Model	Input Cost ($)	Output Cost ($)	Total Cost ($)
Claude 3 Opus	604.08	21.48	625.56
o1-preview	604.08	17.19	621.26
GPT-4o	201.36	4.30	205.66
Gemini 1.5 Pro	140.95	3.01	143.96
Claude 3.5 Sonnet	120.82	4.30	125.11
Command R+	120.82	4.30	125.11
o1-mini	120.82	3.44	124.25
Mistral Large 2	120.82	2.58	123.39
Llama 3.1 405B	120.82	0.86	121.67
Grok-2	80.54	2.86	83.41
Codestral	40.27	0.86	41.13
Llama 3.1 70B	24.16	0.17	24.33
Phind-CodeLlama-34B	24.16	0.17	24.33
Qwen 2.5 72B	16.11	0.11	16.22
Claude 3 Haiku	10.07	0.36	10.43
GPT-4o-mini	6.04	0.17	6.21
DeepSeek V3	5.64	0.08	5.72
DeepSeek Coder V2	5.64	0.08	5.72
Gemini 1.5 Flash	3.02	0.09	3.11
Llama 3.1 8B	2.01	0.01	2.03

So to conclude, the data from this one-day experiment makes one thing clear: The most expensive component of the AI-SDLC isn't the intelligence—it’s the context.

In a world where models must "ingest" millions of tokens of existing infrastructure just to write a single passing unit test, we cannot afford to treat LLM providers as a utility like water or electricity. If a single developer can inadvertently rack up a $600 bill in 24 hours using premium reasoning models, it’s easy to see how a company like Uber could burn through an annual budget in record time.

To survive this era of AI-driven development without going bankrupt or falling into a new generation of vendor lock-in, we need to shift our focus in 3 ways:

Multi-Model Orchestration: The "Efficiency Kings" like DeepSeek or Gemini Flash are not just "budget" options; they are the necessary workhorses for context-heavy tasks like unit testing. Reserve the premium models for architectural pivots, not boilerplate.
Institutional FinOps: Coding is no longer just a labor cost; it is now a variable compute cost. Engineering leads must become as proficient in token-management as they are in memory-management.
The "Trust but Verify" Mandate: As the Salesforce CEO and Uber CTO have signalled, the "AI-will-fix-it" euphoria is cooling. The value of the human developer is shifting from writing the code to governing the AI that writes it—ensuring that the "noise" of 40 million tokens actually results in "value" for the production system.

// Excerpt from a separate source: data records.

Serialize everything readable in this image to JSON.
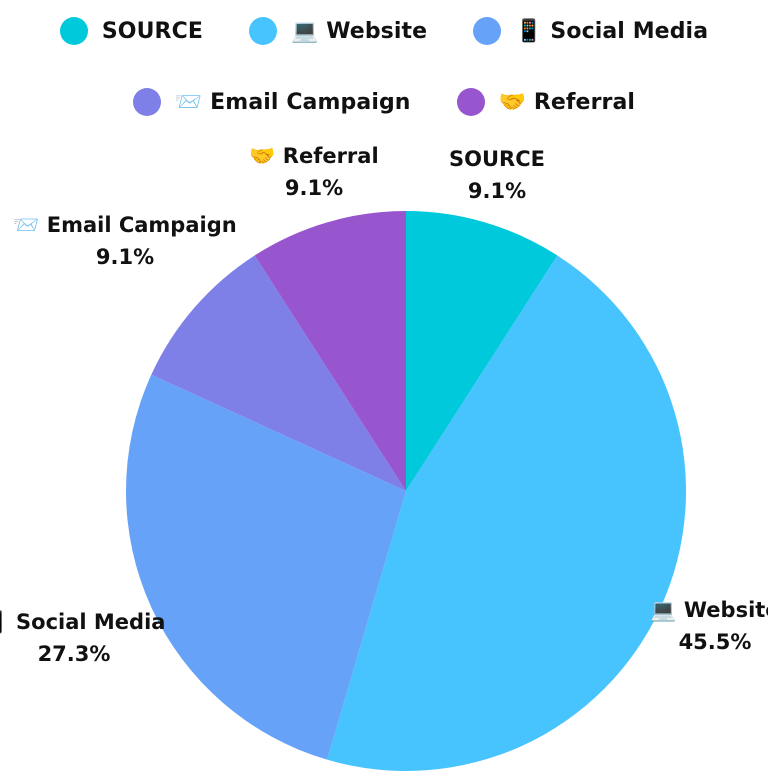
{
  "chart_data": {
    "type": "pie",
    "categories": [
      "SOURCE",
      "💻 Website",
      "📱 Social Media",
      "📨 Email Campaign",
      "🤝 Referral"
    ],
    "values": [
      9.1,
      45.5,
      27.3,
      9.1,
      9.1
    ],
    "percent_labels": [
      "9.1%",
      "45.5%",
      "27.3%",
      "9.1%",
      "9.1%"
    ],
    "colors": [
      "#00C9DB",
      "#47C3FD",
      "#66A3F8",
      "#7E80E7",
      "#9856CE"
    ],
    "start_angle": "12 o'clock",
    "direction": "clockwise",
    "legend_position": "top"
  }
}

The path forward isn't to retreat from AI, but to stop betting blindly on it. By using AI Gateways like (Open-Router, Groq, etc.) and diversified model strategies, we can keep the "Fin" in "FinOps" from spiraling out of control while still capturing the "Ops" efficiency that AI promises. History may repeat itself, but your cloud bill doesn't have to.